Proteste gegen brutalen Naziübergriff
Ein Tag (fast) ohne Nazis - Demo gegen die Messe "Reiten-Jagen-Fischen" in Erfurt lief ohne angekündigte
Präsenz der Nazis ab - anschließend Proteste gegen Naziübergriff am Vorabend auf dem Erfurter Anger
Ursprünglich wollte am 15.03.08 der "Bürgerrat" zusammen mit der NPD unter dem Motto: "Wir sind das Volk -
gegen politische Intoleranz" auf dem Erfurter Anger aufmarschieren. Jedoch kündigten Nazis ihre Teilnahme an
einer antispezizistischen Demo gegen die Messe "Reiten-Jagen-Fischen" in Erfurt an. Großmäulig wurde dazu über
diverse Websites aufgerufen und angekündigt, dass dafür extra die Kundgebung des "Bürgerrates" auf dem Anger abgesagt
werde. An der Auftaktkundgebung war lediglich der Vorsitzende des "Bürgerrates" Ullrich Walluhn zu sehen,
welcher fotografieren wollte. Auch die Beschwerden bei den Ordnungshütern nutzten ihm nichts - er wurde
weggeschickt. Die einzige weitere Präsenz von Nazis war wohl noch ein Nazifotograf in der Nähe des Presseklubs,
der aber schnell das Weite suchte.
Die Kundgebung des Bürgerrates fand dann doch nicht statt. Statt einer Jammerkundgebung von Rechtsextremen und
rechtsoffenen ewigen "Wendeopfern" fand eine Spontan-Kundgebung gegen rechte Übergriffe in Erfurt und Weimar
mit über 100 Leuten statt. So wurde thematisiert, dass in der Nacht zuvor eine Gruppe rechter Hooligans einen
Punk bewusstlos und krankenhausreif schlugen, der schlichtend in eine verbale Auseinandersetzung eingreifen
wollte
(Presseerklärung [AKE]). Er wurde von mehreren Tätern attakiert und lag ca 15 Minuten bewusstlos auf dem Platz,
ehe ein Rettungswagen eintraf. Die Bullerei, bei jeder Spontandemo schnell zur Stelle, ließ sich nicht blicken.
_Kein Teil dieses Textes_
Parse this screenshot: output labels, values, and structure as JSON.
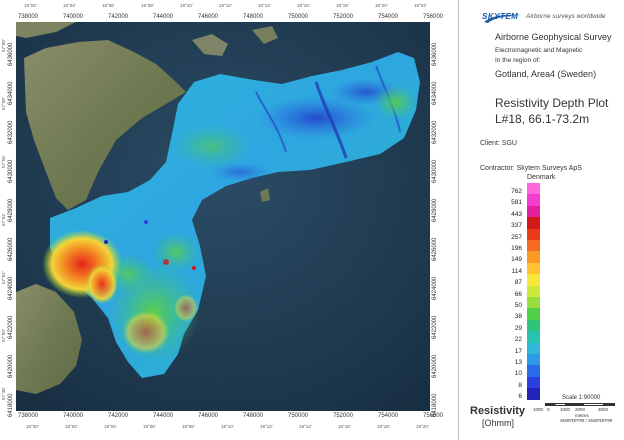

Die rechte Hooliganvereiningung "Kategorie Erfurt" (KEF) kündigte schon des öfteren an, "Zecken" klatschen zu
wollen, so dass dieser Überfall nicht überraschend kam.
Im Anschluss an die Kundgebung kam es noch zu einer ungenehmigten Spontandemo vom Anger über den Wenigemarkt
zum Domplatz, wo sich die ca 40-50 Teilnehmenden durch Auflösung des Aufzugs dem Zugriff der Staatsorgane
entzogen.
Auch in ganz Thüringen ist ein Anstieg rechter Gewaltausbrüche zu verzeichnen. So häufen sich Überfälle auf das
soziokulturelle Zentrum Gerberstraße in Weimar und kommt es zu Auseinandersetzungen in der Weimarer Innenstadt
[link],
werden linke Jugendliche in Zella/Mehlis bedroht und angegriffen [link] und wird ein Punk in Berga von Rechten [link]
bewusstlos geschlagen. In Polizeiberichten wird dann zumeist von "rivalisierenden Jugendbanden" gefaselt und
die politische Motivation der Täter negiert, falls überhaupt die Vorfälle erwähnt werden.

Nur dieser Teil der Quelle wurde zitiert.